= James W. Carr =

American educator (born 1948)

James W. Carr is an American educator and businessman.

== Biography ==
Carr was nominated by President George W. Bush and confirmed by the United States Senate to the National Security Education Board in 2005 and worked in that capacity until 2011. In 2020, Carr was appointed by U.S House minority leader, Representative Kevin McCarthy, to the US Commission on International Religious Freedom (USCIRF). Before retirement in 2019, Carr had was a professor of business, senior vice president, and executive vice president of Harding University in Searcy, Arkansas. Carr was appointed to the Arkansas Forestry Commission in 2004 by Arkansas Governor Mike Huckabee and was reappointed to the Commission in 2012 by Arkansas Governor Mike Beebe, during which time he was vice chairman of the board. In 2015, Carr was appointed by Governor Asa Hutchinson to the Arkansas Higher Education Coordinating Board, where he was chairman from 2018-2020 and in 2025 was once again selected chairman.. He was reappointed by Governor Hutchinson in 2020 for another 6-year term. Carr was on the board of directors of World Christian Broadcasting since 1993. From 1980 to 1984, Carr was on the board of directors of the Comsafe Company, a Jack Nicklaus-Golden Bear company headquartered in Tallahassee and West Palm Beach. He is on the executive board of the Quapaw Council of the Boy Scouts of America, on the board of the Arkansas State Chamber of Commerce, on the Business Board of First Community Bank and on the board of 21Wilberforce. He has been awarded twice with bronze medallions by The Arkansas Martin Luther King Commission for the promotion of racial harmony within the state.

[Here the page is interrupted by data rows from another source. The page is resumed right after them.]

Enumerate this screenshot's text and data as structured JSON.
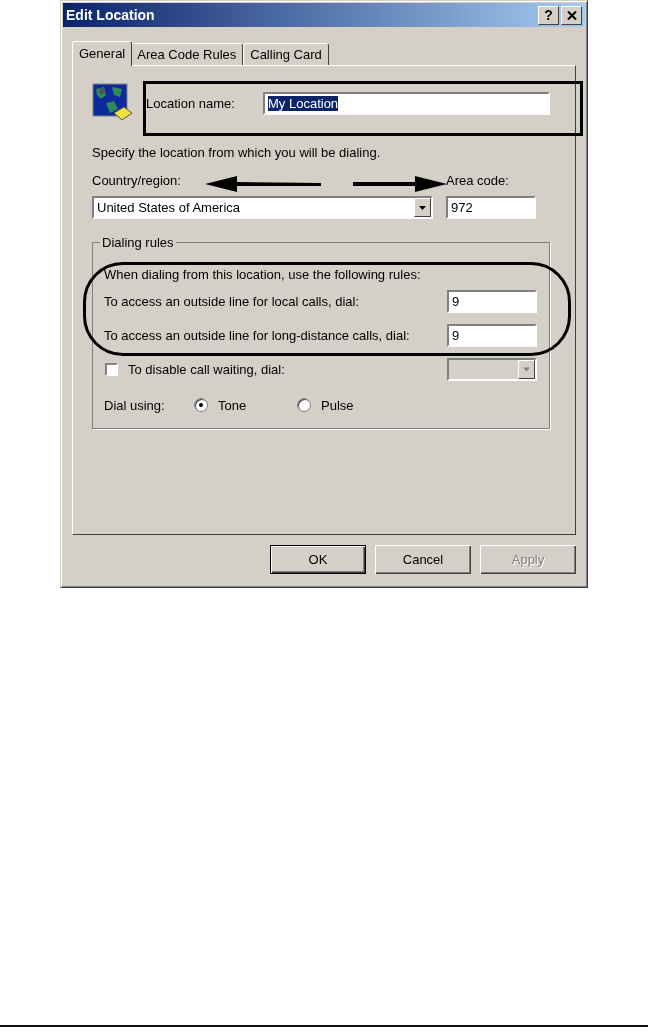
{
  "window": {
    "title": "Edit Location",
    "help_button": "?"
  },
  "tabs": [
    {
      "label": "General",
      "selected": true
    },
    {
      "label": "Area Code Rules",
      "selected": false
    },
    {
      "label": "Calling Card",
      "selected": false
    }
  ],
  "location_name": {
    "label": "Location name:",
    "value": "My Location",
    "selected_text": true
  },
  "instruction": "Specify the location from which you will be dialing.",
  "country": {
    "label": "Country/region:",
    "value": "United States of America"
  },
  "area_code": {
    "label": "Area code:",
    "value": "972"
  },
  "dialing_rules": {
    "title": "Dialing rules",
    "intro": "When dialing from this location, use the following rules:",
    "rules": [
      {
        "label": "To access an outside line for local calls, dial:",
        "value": "9"
      },
      {
        "label": "To access an outside line for long-distance calls, dial:",
        "value": "9"
      }
    ],
    "call_waiting": {
      "label": "To disable call waiting, dial:",
      "checked": false,
      "disabled": true
    },
    "dial_using": {
      "label": "Dial using:",
      "options": [
        {
          "label": "Tone",
          "selected": true
        },
        {
          "label": "Pulse",
          "selected": false
        }
      ]
    }
  },
  "buttons": [
    {
      "label": "OK",
      "default": true,
      "disabled": false
    },
    {
      "label": "Cancel",
      "default": false,
      "disabled": false
    },
    {
      "label": "Apply",
      "default": false,
      "disabled": true
    }
  ]
}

Prior to joining the administration of Harding University, Carr was a regional director at The American College Testing Program (ACT) and in various administrative positions at Florida State University. Following his tenure at FSU he was elected vice president of FSU’s alumni association. He received his Bachelor of Science from Harding University and later received his PhD from Florida State University. He has consulted with hundreds of colleges and universities in the areas of enrollment management, institutional advancement, and strategic planning.

On 21 December 2021, Carr was sanctioned by the Chinese government as part of retaliatory sanctions after U.S. government imposed sanctions on Chinese officials.

Carr is CEO and Chairman of Highland Home Holdings, an investment company.

== Personal life ==
James W. Carr was born in Tallahassee, FL, on the campus of Florida State University, where he attended the University School through high school graduation. Carr is a member of Tau Kappa Epsilon fraternity (TKE) Delta Iota chapter. He is married to Susan Housley Carr and has 3 children.